There is no end to the nice tools you can get, but I already can't remember what I do or don't have, and for common tools it takes far too long just to find the size I want in a pile of similar tools. Realistically, if I were younger I'd probably buy even more tools as long as they were high quality and theoretically useful. However I've already reached the point where I've begun discussing it with my daughters who will have to deal with it all in 20 or 30 years when I switch from pulling spanners to pushing daisies up. They fully intend to just give everything away to anyone who will take it. In other words, it will then all join the endless list of stuff being sold on ebay by someone who has no idea what it is or what it does. They are even expecting to have to give money to someone to have him take away my nice milling machine, just because it weighs more than a ton, has to be dismantled to take it out of the workshop, and then has to be taken up a driveway with a 26% slope. In this situation you soon start to feel a bit selfish whenever you are tempted to make their task harder.

Realistically, how often do you expect to perform that operation that calls for the special spanner?

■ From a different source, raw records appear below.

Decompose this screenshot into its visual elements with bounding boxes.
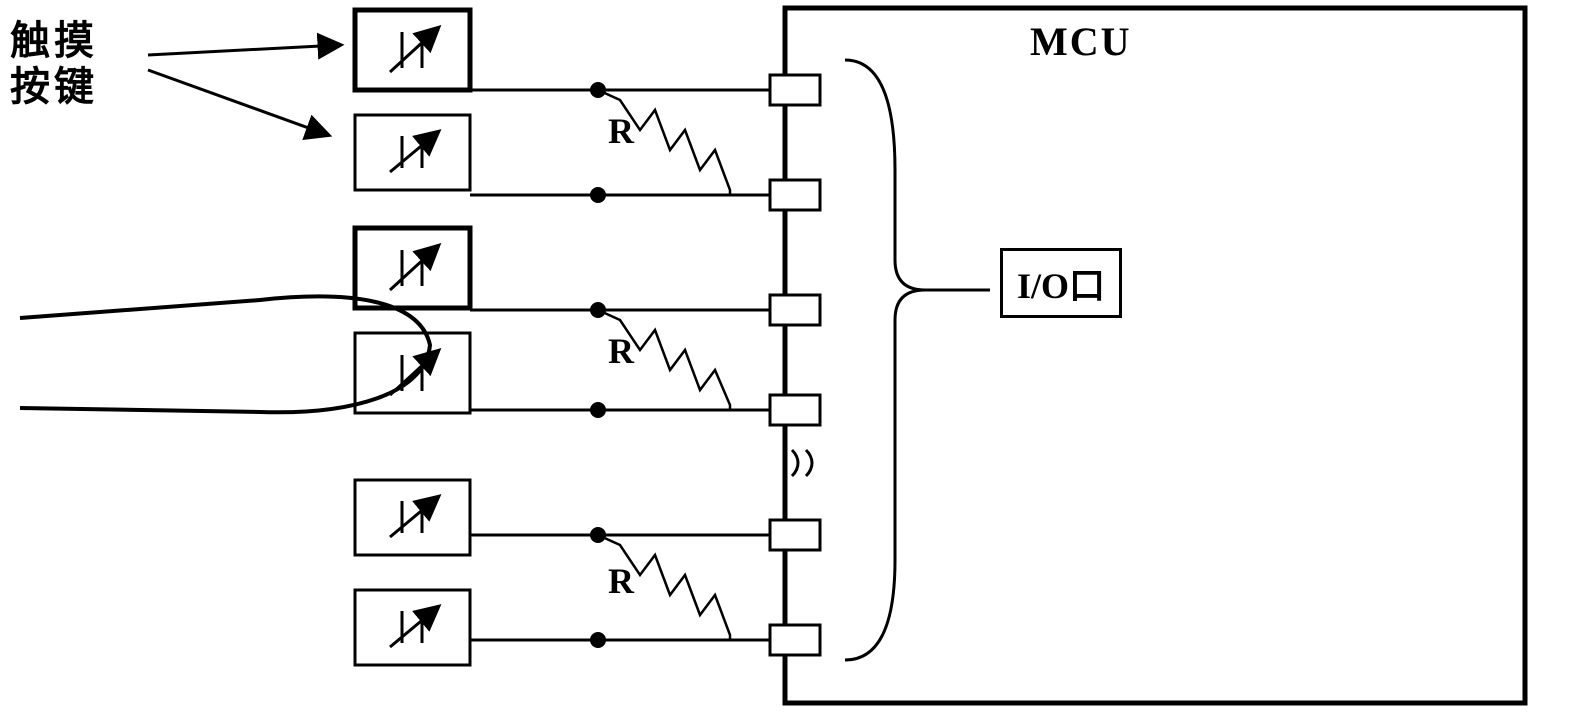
touch-key-2 (355, 115, 470, 190)
node-4 (590, 402, 606, 418)
node-6 (590, 632, 606, 648)
break-mark (792, 450, 812, 476)
io-brace (845, 60, 925, 660)
label-arrow-2 (148, 70, 328, 135)
mcu-pin-3 (770, 295, 820, 325)
resistor-2 (598, 310, 730, 410)
mcu-pin-4 (770, 395, 820, 425)
mcu-pin-2 (770, 180, 820, 210)
diagram-canvas: 触摸 按键 MCU I/O口 R R R (0, 0, 1571, 712)
mcu-pin-5 (770, 520, 820, 550)
touch-key-5 (355, 480, 470, 555)
resistor-3 (598, 535, 730, 640)
touch-key-1 (355, 10, 470, 90)
label-arrow-1 (148, 45, 340, 55)
circuit-svg (0, 0, 1571, 712)
mcu-pin-1 (770, 75, 820, 105)
touch-key-6 (355, 590, 470, 665)
finger-outline (20, 296, 430, 412)
resistor-1 (598, 90, 730, 195)
node-2 (590, 187, 606, 203)
mcu-pin-6 (770, 625, 820, 655)
touch-key-3 (355, 228, 470, 308)
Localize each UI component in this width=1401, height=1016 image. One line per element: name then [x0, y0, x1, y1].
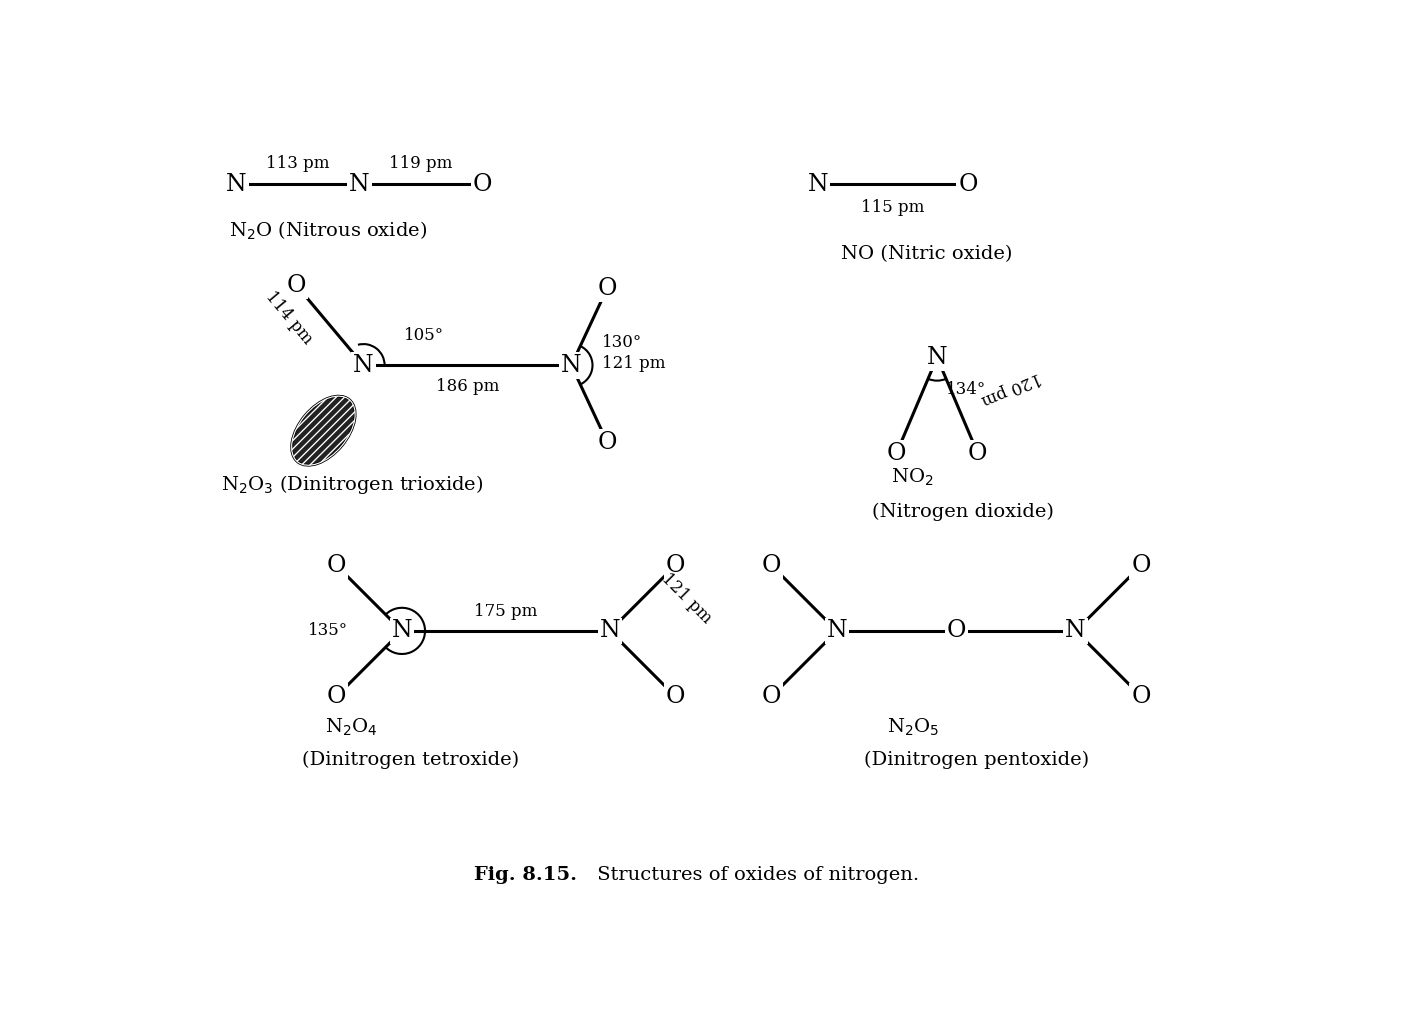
Text: N: N: [560, 354, 581, 377]
Text: 134°: 134°: [946, 381, 986, 398]
Ellipse shape: [291, 396, 356, 465]
Text: 175 pm: 175 pm: [474, 604, 538, 620]
Text: O: O: [762, 685, 782, 708]
Text: 120 pm: 120 pm: [979, 368, 1044, 408]
Text: O: O: [665, 685, 685, 708]
Text: (Dinitrogen pentoxide): (Dinitrogen pentoxide): [864, 751, 1089, 769]
Text: O: O: [1131, 554, 1150, 577]
Text: 105°: 105°: [403, 327, 444, 344]
Text: N: N: [807, 173, 828, 196]
Text: (Nitrogen dioxide): (Nitrogen dioxide): [871, 503, 1054, 520]
Text: N: N: [827, 620, 848, 642]
Text: O: O: [287, 274, 307, 297]
Text: N: N: [226, 173, 247, 196]
Text: N$_2$O$_3$ (Dinitrogen trioxide): N$_2$O$_3$ (Dinitrogen trioxide): [221, 473, 483, 496]
Text: N$_2$O$_5$: N$_2$O$_5$: [887, 716, 939, 738]
Text: O: O: [968, 442, 988, 464]
Text: 114 pm: 114 pm: [262, 288, 317, 347]
Text: O: O: [762, 554, 782, 577]
Text: 121 pm: 121 pm: [602, 356, 665, 372]
Text: O: O: [887, 442, 906, 464]
Text: 135°: 135°: [308, 623, 347, 639]
Text: Structures of oxides of nitrogen.: Structures of oxides of nitrogen.: [591, 866, 919, 884]
Text: N: N: [927, 346, 947, 369]
Text: O: O: [1131, 685, 1150, 708]
Text: N: N: [353, 354, 374, 377]
Text: (Dinitrogen tetroxide): (Dinitrogen tetroxide): [301, 751, 518, 769]
Text: N$_2$O (Nitrous oxide): N$_2$O (Nitrous oxide): [228, 219, 427, 242]
Text: O: O: [597, 277, 616, 300]
Text: 186 pm: 186 pm: [436, 378, 499, 395]
Text: N$_2$O$_4$: N$_2$O$_4$: [325, 716, 377, 738]
Text: N: N: [392, 620, 412, 642]
Text: O: O: [597, 431, 616, 453]
Text: N: N: [1065, 620, 1086, 642]
Text: O: O: [665, 554, 685, 577]
Text: O: O: [958, 173, 978, 196]
Text: Fig. 8.15.: Fig. 8.15.: [474, 866, 577, 884]
Text: 121 pm: 121 pm: [658, 570, 715, 627]
Text: O: O: [326, 685, 346, 708]
Text: 119 pm: 119 pm: [389, 155, 453, 172]
Text: O: O: [947, 620, 967, 642]
Text: 115 pm: 115 pm: [862, 199, 925, 215]
Text: NO (Nitric oxide): NO (Nitric oxide): [841, 245, 1012, 262]
Text: O: O: [326, 554, 346, 577]
Text: N: N: [349, 173, 370, 196]
Text: 113 pm: 113 pm: [266, 155, 329, 172]
Text: O: O: [474, 173, 493, 196]
Text: N: N: [600, 620, 621, 642]
Text: NO$_2$: NO$_2$: [891, 466, 933, 488]
Text: 130°: 130°: [602, 333, 643, 351]
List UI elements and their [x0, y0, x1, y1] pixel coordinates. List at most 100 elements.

About ten years ago, along with two other guys I worked weekends for 18 months getting a deceased relative's collection of antique cars into a condition where we could send them to auction. That was a project that had to be done, not a hobby, so we had to do it differently. A fair number of jobs had to be done with special tools we didn't have, so we made them, in the quickest way we could that would give a good result. In the process, a number of beautiful Stahlwille spanners were reworked with grinder and oxy-torch. It nearly made me ill, but it was a matter of getting the job done without making a career out of it. If you were going to work on those Scott Bonnar mowers for a living, I'd encourage you to buy the tools you need to make the job profitable within the limits of what people are willing to pay - and that means using high-quality special tools. Hobby jobs, though, are a sort of therapy: we do them like some other people do crossword puzzles, to keep their minds busy doing something that makes them feel better rather than worse.